The association argued that it is difficult for most Part 135 operators to know if they should be preparing to obtain ETOPS approval because the FAA has not provided a step-by-step process for operators to use in evaluating their aircraft and areas of operation.
Many operators remain unaware that their operations could be required to comply with ETOPS regulations. “The AC presumes that an operator intends to pursue ETOPS and then provides information on how to obtain FAA approval,” NATA wrote. “Absent is any objective discussion on the process to determine that ETOPS authorization is in fact necessary.”
NATA asked that the FAA amend the AC to include the thought process and steps an operator would follow to determine the appropriate speeds. Determining whether a specific operation is an ETOPS flight requires an operator to use an “approved one-engine inoperative cruise speed under standard conditions in still air” that is “chosen” by the operator.
“Existing one-engine inoperative speeds are not based on meeting ETOPS objectives, and no elaboration on what speed would be appropriate for an operator to choose from is offered,” the association said. “Also not addressed is the commitment accepted by airframe manufacturers to provide ETOPS one-engine inoperative data for the aircraft most likely to be affected by these regulations.”
When the FAA published the ETOPS final rule last January, it agreed with comments from NATA and others that the airplane manufacturers must determine the airspeeds the operators should use. The FAA responded that the manufacturers had agreed to provide this data.
“It would appear that this data has not been provided by all manufacturers for all potentially affected airplanes,” NATA wrote. “By failing to provide any guidance whatsoever regarding how an operator ‘chooses’ one-engine-inoperative cruise speed or how an operator can evaluate its operations to determine if ETOPS applies, this AC falls far short of its intended goal.
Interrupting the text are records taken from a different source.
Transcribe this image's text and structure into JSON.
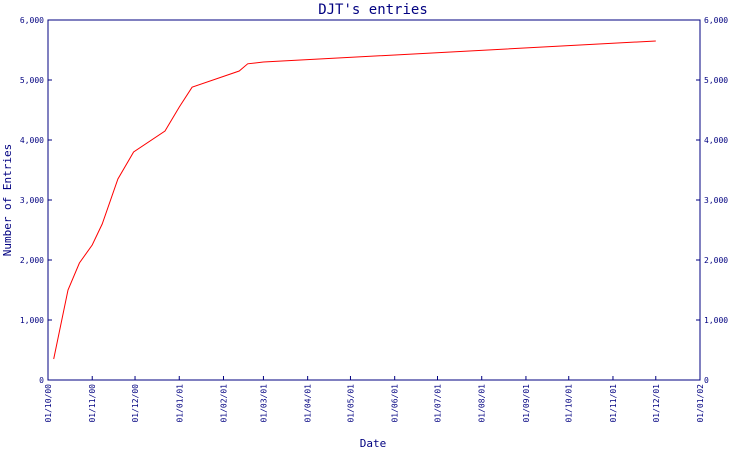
{
  "chart_data": {
    "type": "line",
    "title": "DJT's entries",
    "xlabel": "Date",
    "ylabel": "Number of Entries",
    "ylim": [
      0,
      6000
    ],
    "yticks": [
      0,
      1000,
      2000,
      3000,
      4000,
      5000,
      6000
    ],
    "ytick_labels": [
      "0",
      "1,000",
      "2,000",
      "3,000",
      "4,000",
      "5,000",
      "6,000"
    ],
    "xlim": [
      "2000-10-01",
      "2002-01-01"
    ],
    "xtick_labels": [
      "01/10/00",
      "01/11/00",
      "01/12/00",
      "01/01/01",
      "01/02/01",
      "01/03/01",
      "01/04/01",
      "01/05/01",
      "01/06/01",
      "01/07/01",
      "01/08/01",
      "01/09/01",
      "01/10/01",
      "01/11/01",
      "01/12/01",
      "01/01/02"
    ],
    "xtick_dates": [
      "2000-10-01",
      "2000-11-01",
      "2000-12-01",
      "2001-01-01",
      "2001-02-01",
      "2001-03-01",
      "2001-04-01",
      "2001-05-01",
      "2001-06-01",
      "2001-07-01",
      "2001-08-01",
      "2001-09-01",
      "2001-10-01",
      "2001-11-01",
      "2001-12-01",
      "2002-01-01"
    ],
    "grid": false,
    "line_color": "#ff0000",
    "axis_color": "#000080",
    "series": [
      {
        "x": [
          "2000-10-05",
          "2000-10-15",
          "2000-10-23",
          "2000-11-01",
          "2000-11-08",
          "2000-11-19",
          "2000-11-30",
          "2000-12-22",
          "2001-01-01",
          "2001-01-10",
          "2001-02-12",
          "2001-02-18",
          "2001-03-01",
          "2001-12-01"
        ],
        "y": [
          350,
          1500,
          1950,
          2250,
          2600,
          3350,
          3800,
          4150,
          4550,
          4880,
          5150,
          5270,
          5300,
          5650
        ]
      }
    ]
  }
}
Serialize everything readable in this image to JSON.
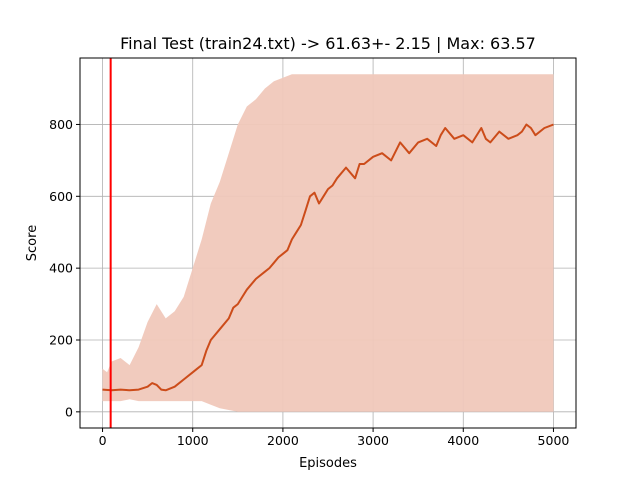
{
  "chart_data": {
    "type": "line",
    "title": "Final Test (train24.txt) -> 61.63+- 2.15 | Max: 63.57",
    "xlabel": "Episodes",
    "ylabel": "Score",
    "xlim": [
      -250,
      5250
    ],
    "ylim": [
      -45,
      985
    ],
    "xticks": [
      0,
      1000,
      2000,
      3000,
      4000,
      5000
    ],
    "xtick_labels": [
      "0",
      "1000",
      "2000",
      "3000",
      "4000",
      "5000"
    ],
    "yticks": [
      0,
      200,
      400,
      600,
      800
    ],
    "ytick_labels": [
      "0",
      "200",
      "400",
      "600",
      "800"
    ],
    "grid": true,
    "vertical_marker": {
      "x": 90,
      "color": "#ff0000"
    },
    "colors": {
      "raw": "#f0c8bb",
      "smoothed": "#cc4c1a"
    },
    "series": [
      {
        "role": "raw-episode-scores",
        "x": [
          0,
          50,
          100,
          200,
          300,
          400,
          500,
          600,
          700,
          800,
          900,
          1000,
          1100,
          1200,
          1300,
          1400,
          1500,
          1600,
          1700,
          1800,
          1900,
          2000,
          2100,
          2200,
          2300,
          2400,
          2500,
          2600,
          2700,
          2800,
          2900,
          3000,
          3200,
          3400,
          3600,
          3800,
          4000,
          4200,
          4400,
          4600,
          4800,
          5000
        ],
        "upper": [
          120,
          110,
          140,
          150,
          130,
          180,
          250,
          300,
          260,
          280,
          320,
          400,
          480,
          580,
          640,
          720,
          800,
          850,
          870,
          900,
          920,
          930,
          940,
          940,
          940,
          940,
          940,
          940,
          940,
          940,
          940,
          940,
          940,
          940,
          940,
          940,
          940,
          940,
          940,
          940,
          940,
          940
        ],
        "lower": [
          30,
          30,
          30,
          30,
          35,
          30,
          30,
          30,
          30,
          30,
          30,
          30,
          30,
          20,
          10,
          5,
          0,
          0,
          0,
          0,
          0,
          0,
          0,
          0,
          0,
          0,
          0,
          0,
          0,
          0,
          0,
          0,
          0,
          0,
          0,
          0,
          0,
          0,
          0,
          0,
          0,
          0
        ]
      },
      {
        "role": "smoothed-score",
        "x": [
          0,
          100,
          200,
          300,
          400,
          500,
          550,
          600,
          650,
          700,
          800,
          900,
          1000,
          1050,
          1100,
          1150,
          1200,
          1300,
          1400,
          1450,
          1500,
          1550,
          1600,
          1700,
          1800,
          1850,
          1900,
          1950,
          2000,
          2050,
          2100,
          2150,
          2200,
          2250,
          2300,
          2350,
          2400,
          2450,
          2500,
          2550,
          2600,
          2700,
          2800,
          2850,
          2900,
          3000,
          3100,
          3200,
          3300,
          3400,
          3500,
          3600,
          3700,
          3750,
          3800,
          3900,
          4000,
          4100,
          4200,
          4250,
          4300,
          4400,
          4500,
          4600,
          4650,
          4700,
          4750,
          4800,
          4900,
          5000
        ],
        "values": [
          62,
          60,
          62,
          60,
          62,
          70,
          80,
          75,
          62,
          60,
          70,
          90,
          110,
          120,
          130,
          170,
          200,
          230,
          260,
          290,
          300,
          320,
          340,
          370,
          390,
          400,
          415,
          430,
          440,
          450,
          480,
          500,
          520,
          560,
          600,
          610,
          580,
          600,
          620,
          630,
          650,
          680,
          650,
          690,
          690,
          710,
          720,
          700,
          750,
          720,
          750,
          760,
          740,
          770,
          790,
          760,
          770,
          750,
          790,
          760,
          750,
          780,
          760,
          770,
          780,
          800,
          790,
          770,
          790,
          800
        ]
      }
    ]
  }
}
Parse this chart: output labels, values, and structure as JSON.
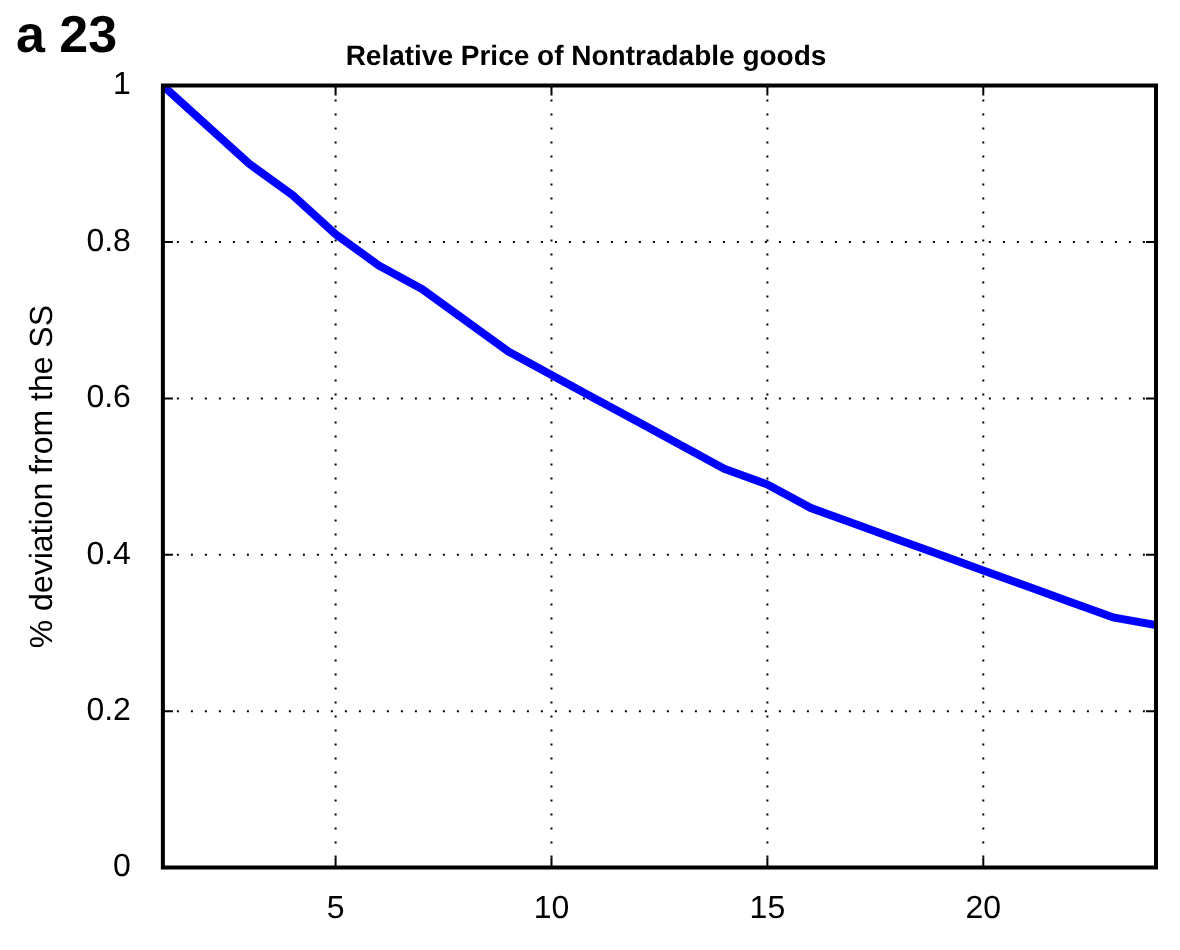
{
  "chart_data": {
    "type": "line",
    "title": "Relative Price of Nontradable goods",
    "ylabel": "% deviation from the SS",
    "annotations": [
      "a 23"
    ],
    "x": [
      1,
      2,
      3,
      4,
      5,
      6,
      7,
      8,
      9,
      10,
      11,
      12,
      13,
      14,
      15,
      16,
      17,
      18,
      19,
      20,
      21,
      22,
      23,
      24
    ],
    "series": [
      {
        "color": "#0000ff",
        "values": [
          1,
          0.95,
          0.9,
          0.86,
          0.81,
          0.77,
          0.74,
          0.7,
          0.66,
          0.63,
          0.6,
          0.57,
          0.54,
          0.51,
          0.49,
          0.46,
          0.44,
          0.42,
          0.4,
          0.38,
          0.36,
          0.34,
          0.32,
          0.31
        ]
      }
    ],
    "xlim": [
      1,
      24
    ],
    "xticks": [
      5,
      10,
      15,
      20
    ],
    "ylim": [
      0,
      1
    ],
    "yticks": [
      0,
      0.2,
      0.4,
      0.6,
      0.8,
      1
    ],
    "grid": true,
    "legend": false,
    "marker": "none",
    "line_style": "solid"
  }
}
Without this key information, the AC is not useful to the industry.”
The AC states that an operator will request an ETOPS area of operation based upon an analysis of proposed routing, implying that the FAA believes an operator will have specific departure and arrival destinations before obtaining ETOPS authority.
“However…an operator needs the FAA to help it determine when ETOPS authority is necessary based upon an ‘area’ rather than a specific operation.”
NATA recommended that the FAA establish a working group composed of representatives from the FAA and operators to develop guidance on these principles “so a clear and consistent understanding of ETOPS applicability” exists throughout the industry.